Opinion|Videos|December 1, 2025

How patient-reported outcomes can transform bladder cancer clinical trials

Fact checked by: Benjamin P. Saylor

Angela B. Smith, MD, MS, stresses that balancing PROs with traditional clinical end points begins with engaging patients early in the trial design process.

In a recent video interview with Urology Times discussing the BCG vs gemcitabine/docetaxel (gem/doce) bridge trial, Angela B. Smith, MD, MS, vice chair of Academic Affairs and a professor of urology at the University of North Carolina School of Medicine, Chapel Hill, emphasizes that integrating patient-reported outcomes (PROs) into bladder cancer research is not just beneficial but essential.

She notes that the trial, led by Max Kates, MD, and supported by a dedicated PRO committee, illustrates how embedding patient perspectives enriches clinical evidence. According to Smith, when studies focus solely on traditional end points such as recurrence or survival, they often miss critical insights into patient experience—insights that may explain real-world uptake or rejection of an intervention. Incorporating PROs, she argues, completes the “full story” by capturing how patients perceive treatment burdens, trade-offs, and quality-of-life impacts that ultimately shape adherence and implementation.

Smith stresses that balancing PROs with traditional clinical end points begins with engaging patients early in the trial design process. Patient advocates can help researchers determine which outcomes matter most and ensure that PRO measures are designated appropriately as primary or secondary endpoints. Too often, she notes, PROs are added late and retroactively, weakening their value. Early involvement—simply asking patients what matters—provides clarity, requires minimal extra effort, and significantly strengthens both scientific rigor and patient relevance.

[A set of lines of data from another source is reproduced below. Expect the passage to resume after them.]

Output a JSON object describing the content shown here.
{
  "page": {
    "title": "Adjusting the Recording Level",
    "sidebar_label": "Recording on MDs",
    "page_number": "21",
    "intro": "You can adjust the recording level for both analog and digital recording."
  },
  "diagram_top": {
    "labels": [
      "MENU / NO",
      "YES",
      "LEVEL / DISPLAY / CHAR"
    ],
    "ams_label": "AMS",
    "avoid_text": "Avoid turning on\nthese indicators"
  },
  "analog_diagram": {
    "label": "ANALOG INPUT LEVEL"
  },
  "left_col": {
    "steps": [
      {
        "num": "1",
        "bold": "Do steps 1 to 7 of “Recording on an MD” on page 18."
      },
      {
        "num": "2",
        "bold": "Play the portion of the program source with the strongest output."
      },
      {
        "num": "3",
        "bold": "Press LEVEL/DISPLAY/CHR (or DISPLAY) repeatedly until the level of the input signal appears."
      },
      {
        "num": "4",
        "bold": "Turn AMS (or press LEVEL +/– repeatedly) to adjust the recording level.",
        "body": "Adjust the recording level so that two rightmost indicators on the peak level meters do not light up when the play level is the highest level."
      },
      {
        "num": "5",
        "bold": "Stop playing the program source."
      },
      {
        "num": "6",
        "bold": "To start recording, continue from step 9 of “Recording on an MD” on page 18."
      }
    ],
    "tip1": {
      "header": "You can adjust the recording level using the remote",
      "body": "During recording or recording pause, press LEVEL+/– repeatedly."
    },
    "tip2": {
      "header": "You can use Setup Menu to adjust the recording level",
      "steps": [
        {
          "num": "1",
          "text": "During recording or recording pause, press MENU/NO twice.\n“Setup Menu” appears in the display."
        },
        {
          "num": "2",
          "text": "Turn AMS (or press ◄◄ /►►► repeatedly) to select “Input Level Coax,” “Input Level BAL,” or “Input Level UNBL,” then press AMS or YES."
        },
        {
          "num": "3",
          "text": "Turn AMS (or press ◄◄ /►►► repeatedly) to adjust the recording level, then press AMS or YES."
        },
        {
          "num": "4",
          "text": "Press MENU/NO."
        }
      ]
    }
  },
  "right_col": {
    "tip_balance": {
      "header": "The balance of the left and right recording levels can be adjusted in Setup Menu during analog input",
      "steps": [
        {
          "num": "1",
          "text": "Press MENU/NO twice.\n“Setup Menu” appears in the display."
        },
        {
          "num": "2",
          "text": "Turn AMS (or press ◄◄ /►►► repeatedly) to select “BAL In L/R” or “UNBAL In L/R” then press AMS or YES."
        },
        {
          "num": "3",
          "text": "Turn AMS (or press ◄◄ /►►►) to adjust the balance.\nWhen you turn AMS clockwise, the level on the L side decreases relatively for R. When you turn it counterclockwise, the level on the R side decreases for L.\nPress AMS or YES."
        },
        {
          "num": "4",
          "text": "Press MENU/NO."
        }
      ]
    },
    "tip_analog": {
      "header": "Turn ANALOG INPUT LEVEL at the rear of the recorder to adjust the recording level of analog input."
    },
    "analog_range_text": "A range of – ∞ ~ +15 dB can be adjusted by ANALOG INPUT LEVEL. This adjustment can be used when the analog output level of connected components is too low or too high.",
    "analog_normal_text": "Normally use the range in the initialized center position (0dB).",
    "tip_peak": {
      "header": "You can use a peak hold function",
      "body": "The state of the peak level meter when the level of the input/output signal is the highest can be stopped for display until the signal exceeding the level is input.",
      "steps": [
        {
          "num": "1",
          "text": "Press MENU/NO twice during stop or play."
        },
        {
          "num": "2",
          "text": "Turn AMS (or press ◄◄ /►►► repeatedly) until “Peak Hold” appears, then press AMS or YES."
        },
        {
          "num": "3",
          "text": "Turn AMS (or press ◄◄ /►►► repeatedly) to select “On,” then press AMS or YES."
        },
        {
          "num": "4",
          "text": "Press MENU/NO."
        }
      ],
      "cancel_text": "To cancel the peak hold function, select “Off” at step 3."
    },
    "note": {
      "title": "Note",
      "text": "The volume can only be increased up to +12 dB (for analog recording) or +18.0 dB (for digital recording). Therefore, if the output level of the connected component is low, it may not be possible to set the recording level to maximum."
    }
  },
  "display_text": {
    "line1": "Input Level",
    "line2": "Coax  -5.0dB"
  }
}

Regarding funding, Smith explains that the incremental cost of adding PROs to an already-planned clinical trial is relatively small. For studies centered primarily on PROs, she highlights the Patient-Centered Outcomes Research Institute (PCORI) as a particularly robust funding source, noting its support for engagement awards, comparative effectiveness studies, and dissemination and implementation research. She adds that industry partners increasingly recognize the value of patient engagement and are more willing than in years past to support PRO integration, including funding patient advocate involvement in study design. Collectively, these strategies make PRO-driven research more feasible and help ensure that bladder cancer trials capture outcomes that truly matter to patients.